芸人をやりながら生計のために二足のわらじで清掃員をされている方のエッセイ。
職業もののエッセイは総じて面白いものですが、ごみ収集という誰にも身近な職業ながら、距離を置いてもしまう職業を実際にやっている方からの文章は珍しく、興味深く読めました。
こういった職業を内部から描く文章は、とかく暗くなったり社会批判となって楽しくは読めなかったりするものですが、さすが芸人さんだけあって文章は面白く、社会問題を提起していても素直に受け入れられます。

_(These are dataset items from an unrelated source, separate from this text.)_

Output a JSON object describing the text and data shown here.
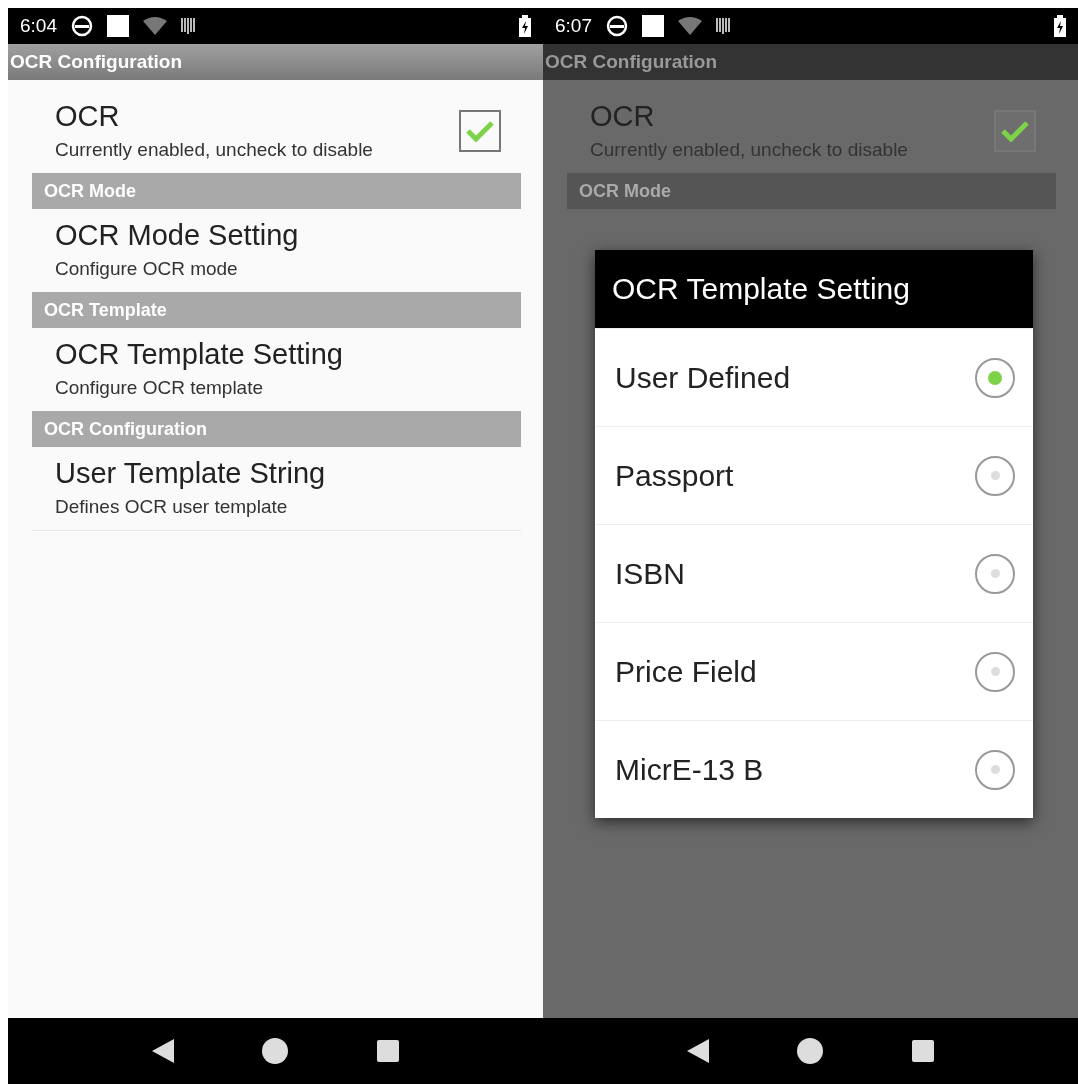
{
  "screens": [
    {
      "status_bar": {
        "time": "6:04"
      },
      "title": "OCR Configuration",
      "items": [
        {
          "kind": "check",
          "title": "OCR",
          "summary": "Currently enabled, uncheck to disable",
          "checked": true
        },
        {
          "kind": "header",
          "title": "OCR Mode"
        },
        {
          "kind": "setting",
          "title": "OCR Mode Setting",
          "summary": "Configure OCR mode"
        },
        {
          "kind": "header",
          "title": "OCR Template"
        },
        {
          "kind": "setting",
          "title": "OCR Template Setting",
          "summary": "Configure OCR template"
        },
        {
          "kind": "header",
          "title": "OCR Configuration"
        },
        {
          "kind": "setting",
          "title": "User Template String",
          "summary": "Defines OCR user template"
        }
      ]
    },
    {
      "status_bar": {
        "time": "6:07"
      },
      "title": "OCR Configuration",
      "items": [
        {
          "kind": "check",
          "title": "OCR",
          "summary": "Currently enabled, uncheck to disable",
          "checked": true
        },
        {
          "kind": "header",
          "title": "OCR Mode"
        }
      ],
      "dialog": {
        "title": "OCR Template Setting",
        "options": [
          {
            "label": "User Defined",
            "selected": true
          },
          {
            "label": "Passport",
            "selected": false
          },
          {
            "label": "ISBN",
            "selected": false
          },
          {
            "label": "Price Field",
            "selected": false
          },
          {
            "label": "MicrE-13 B",
            "selected": false
          }
        ]
      }
    }
  ]
}
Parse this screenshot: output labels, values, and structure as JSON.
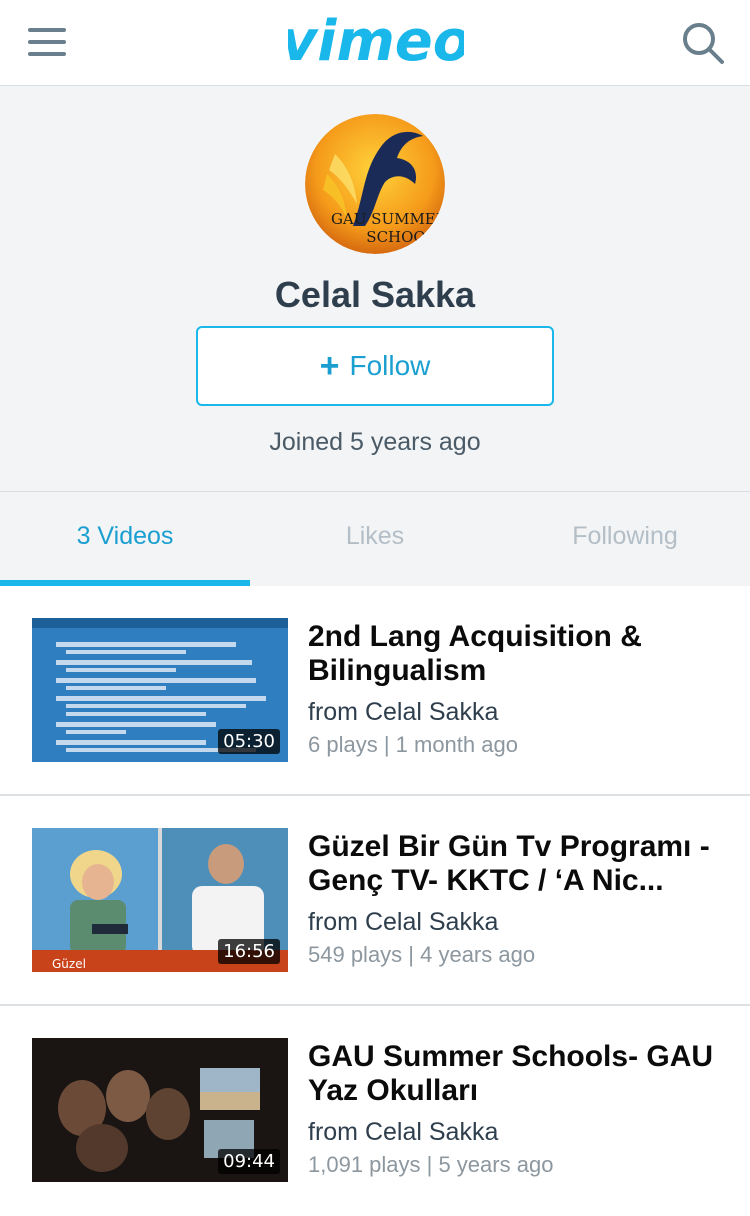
{
  "header": {
    "logo_text": "vimeo",
    "menu_icon": "hamburger-menu-icon",
    "search_icon": "search-icon",
    "brand_color": "#1ab7ea"
  },
  "profile": {
    "avatar_text_line1": "GAU SUMMER",
    "avatar_text_line2": "SCHOOL",
    "name": "Celal Sakka",
    "follow_label": "Follow",
    "joined": "Joined 5 years ago"
  },
  "tabs": [
    {
      "label": "3 Videos",
      "active": true
    },
    {
      "label": "Likes",
      "active": false
    },
    {
      "label": "Following",
      "active": false
    }
  ],
  "videos": [
    {
      "title": "2nd Lang Acquisition & Bilingualism",
      "from": "from Celal Sakka",
      "meta": "6 plays | 1 month ago",
      "duration": "05:30"
    },
    {
      "title": "Güzel Bir Gün Tv Programı - Genç TV- KKTC / ‘A Nic...",
      "from": "from Celal Sakka",
      "meta": "549 plays | 4 years ago",
      "duration": "16:56"
    },
    {
      "title": "GAU Summer Schools- GAU Yaz Okulları",
      "from": "from Celal Sakka",
      "meta": "1,091 plays | 5 years ago",
      "duration": "09:44"
    }
  ]
}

すべての文章に通じてあるテーマとして感じたのは、ごみを出すのも人間、ごみを収集するのも人間、というごく当たり前のことのように思いました。
どちらも人間だから、めんどくさいこともある、しんどいこともある、でもちょっとした心遣いで楽にもなるし、心が軽くなることもある、そんなことを実体験からのエピソードで感じさせてくれる一冊でした。
そして、こういうサービスを提供する側とされる側の心遣いというのは、ごみに限った話ではないように思います。
外食をしたとき、コンビニエンスストアで買い物をしたとき、お客として利用するときに、ちょっとした心遣いができれば、社会はもっとうまく回る、そんな気がしました。